He closed his eyes. There was an enormous amount of activity behind his eyelids.

When they finally opened, it was as though his eyes belonged to someone else, both more single-minded and more resigned.

“I was war weary,” he said. “You can’t imagine what that’s like—in this country you haven’t had to fight a war for two hundred years. He was a reminder of what I’d once been, just a regular weakling. He got on my nerves. I only burned him a little, with cigarettes. He became my outlet. I wasn’t that much different from my own father.”

“Tell us,” said Hjelm.

Jennings leaned forward. He had made a decision. “You were right not to let this get out to the public. It would have been devastating. I’m the good guy. You don’t believe it, but I’m actually on the right side. The uglier parts of the right side. I’m distasteful but necessary. It was all about getting enemies to talk.”

“In what way was Eric Lindberger an enemy?”

Jennings fixed his eyes on Hjelm’s. “Wait on that. I have to think about the consequences.”

“Okay. How did all this start?”

Jennings braced himself and began.

“I don’t know if you can understand what patriotism is. I went to war to escape from my father. I was seventeen. Poor white southern trash. I was a child who killed other children. I noticed that I had a talent for killing. Others realized it, too. I quickly rose through the ranks. And then suddenly I’m called to Washington and I’m standing eye to eye with the president, at just a little over twenty years old. I’m going to be in charge
of an extremely secret special task force in Vietnam, one that will be directly below the president. Civilians train me to use a new secret weapon. I become an expert. Then I train the others in the group. I’m the only one who has contact with the civilians. The whole time it’s just me—I don’t know who they are. After the war, all they say is ‘Keep yourself available’ and pay my salary. It’s extremely strange. I’m completely destroyed when I come back. I can’t get close to my wife. I badger my son. Then they suddenly contact me. They emerge.”

“CIA?” said Hultin.

Hjelm widened his eyes in surprise.

Jennings shook his head. “We’ll hold off on that,” he said. “In any case, I suddenly realized what was expected of me. At this point, in the late seventies, the Cold War was moving into a new phase—I can’t go into it in detail, but it was truly war. There was an immediate threat—they needed information, lots of information. The same thing was happening on the other side. One by one I picked up the agents who were under surveillance. Professional spies and traitors alike. Academics who sold state secrets. Soviet agents. KGB. I got an incredible amount of vital information out of them.
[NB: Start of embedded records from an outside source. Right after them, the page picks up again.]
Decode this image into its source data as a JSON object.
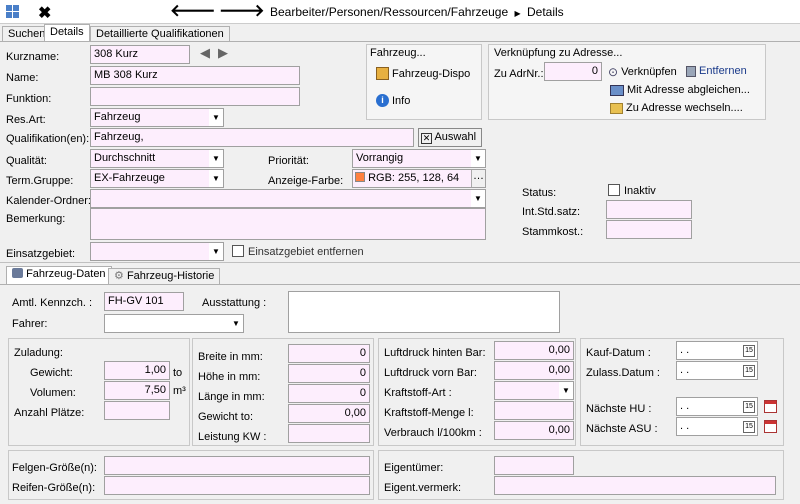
{
  "toolbar": {
    "breadcrumb": "Bearbeiter/Personen/Ressourcen/Fahrzeuge",
    "current": "Details"
  },
  "tabs": [
    "Suchen",
    "Details",
    "Detaillierte Qualifikationen"
  ],
  "form": {
    "kurzname_label": "Kurzname:",
    "kurzname": "308 Kurz",
    "name_label": "Name:",
    "name": "MB 308 Kurz",
    "funktion_label": "Funktion:",
    "funktion": "",
    "resart_label": "Res.Art:",
    "resart": "Fahrzeug",
    "qualifikation_label": "Qualifikation(en):",
    "qualifikation": "Fahrzeug,",
    "auswahl": "Auswahl",
    "qualitaet_label": "Qualität:",
    "qualitaet": "Durchschnitt",
    "termgruppe_label": "Term.Gruppe:",
    "termgruppe": "EX-Fahrzeuge",
    "kalender_label": "Kalender-Ordner:",
    "kalender": "",
    "bemerkung_label": "Bemerkung:",
    "bemerkung": "",
    "einsatzgebiet_label": "Einsatzgebiet:",
    "einsatzgebiet": "",
    "einsatzgebiet_entfernen": "Einsatzgebiet entfernen",
    "prioritaet_label": "Priorität:",
    "prioritaet": "Vorrangig",
    "anzeigefarbe_label": "Anzeige-Farbe:",
    "anzeigefarbe": "RGB: 255, 128, 64",
    "anzeigefarbe_color": "#ff8040",
    "status_label": "Status:",
    "inaktiv": "Inaktiv",
    "intstdsatz_label": "Int.Std.satz:",
    "intstdsatz": "",
    "stammkost_label": "Stammkost.:",
    "stammkost": ""
  },
  "fahrzeug_group": {
    "title": "Fahrzeug...",
    "dispo": "Fahrzeug-Dispo",
    "info": "Info"
  },
  "verknuepfung_group": {
    "title": "Verknüpfung zu Adresse...",
    "adrnr_label": "Zu AdrNr.:",
    "adrnr": "0",
    "verknuepfen": "Verknüpfen",
    "entfernen": "Entfernen",
    "abgleichen": "Mit Adresse abgleichen...",
    "wechseln": "Zu Adresse wechseln...."
  },
  "subtabs": [
    "Fahrzeug-Daten",
    "Fahrzeug-Historie"
  ],
  "fzdaten": {
    "kennz_label": "Amtl. Kennzch. :",
    "kennz": "FH-GV 101",
    "ausstattung_label": "Ausstattung :",
    "ausstattung": "",
    "fahrer_label": "Fahrer:",
    "fahrer": "",
    "zuladung_label": "Zuladung:",
    "gewicht_label": "Gewicht:",
    "gewicht": "1,00",
    "gewicht_unit": "to",
    "volumen_label": "Volumen:",
    "volumen": "7,50",
    "volumen_unit": "m³",
    "plaetze_label": "Anzahl Plätze:",
    "plaetze": "",
    "breite_label": "Breite in mm:",
    "breite": "0",
    "hoehe_label": "Höhe in mm:",
    "hoehe": "0",
    "laenge_label": "Länge in mm:",
    "laenge": "0",
    "gewichtto_label": "Gewicht to:",
    "gewichtto": "0,00",
    "leistung_label": "Leistung KW :",
    "leistung": "",
    "lufth_label": "Luftdruck hinten Bar:",
    "lufth": "0,00",
    "luftv_label": "Luftdruck vorn Bar:",
    "luftv": "0,00",
    "kraftstoff_label": "Kraftstoff-Art :",
    "kraftstoff": "",
    "kraftmenge_label": "Kraftstoff-Menge l:",
    "kraftmenge": "",
    "verbrauch_label": "Verbrauch l/100km :",
    "verbrauch": "0,00",
    "kauf_label": "Kauf-Datum :",
    "kauf": " .  .",
    "zulass_label": "Zulass.Datum :",
    "zulass": " .  .",
    "hu_label": "Nächste HU :",
    "hu": " .  .",
    "asu_label": "Nächste ASU :",
    "asu": " .  .",
    "felgen_label": "Felgen-Größe(n):",
    "felgen": "",
    "reifen_label": "Reifen-Größe(n):",
    "reifen": "",
    "eigentuemer_label": "Eigentümer:",
    "eigentuemer": "",
    "eigentvermerk_label": "Eigent.vermerk:",
    "eigentvermerk": ""
  }
}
“Someone got the brilliant idea that it would be handy if it looked like the work of a madman, I don’t know who, so I had to play serial killer, even if it meant I got caught. And that’s how I got Larner on my case. You have no idea how hard that man worked to find out about Commando Cool. He was a threat to national security.

“On the political front, the Cold War started to calm down. Brezhnev died, the Soviet Union was on its way to dissolution, and other enemies were emerging. I would be more useful in some border state between east and west, where the trade exchange of the future would take place, and in my escape I would bring down Larner, make a laughingstock of him.”

“So it was time to escape. Your teeth and someone’s remains were in the car.”

“It took weeks of preparation. A lot of night work out there in the wilderness. Colleagues who were ready to go at any time. Rigged equipment. A perfect set of teeth. A disguised Soviet agent whose teeth had been extracted. A concealed hole in the ground that I could roll into, along with some colleagues, and stay for a day or two. Everything is possible; the impossible takes a bit longer.”

Hjelm, satisfied, still had to ask, “What kind of ideal are you working toward? What does the life that you’re defending with all this violence look like?”

“Like yours,” said Wayne Jennings without hesitation. “Not like mine, like yours. I have no life. I died in Vietnam. Do you believe that you live this freely and with this much privilege at no cost? Do you believe that Sweden is alliance-free and neutral?”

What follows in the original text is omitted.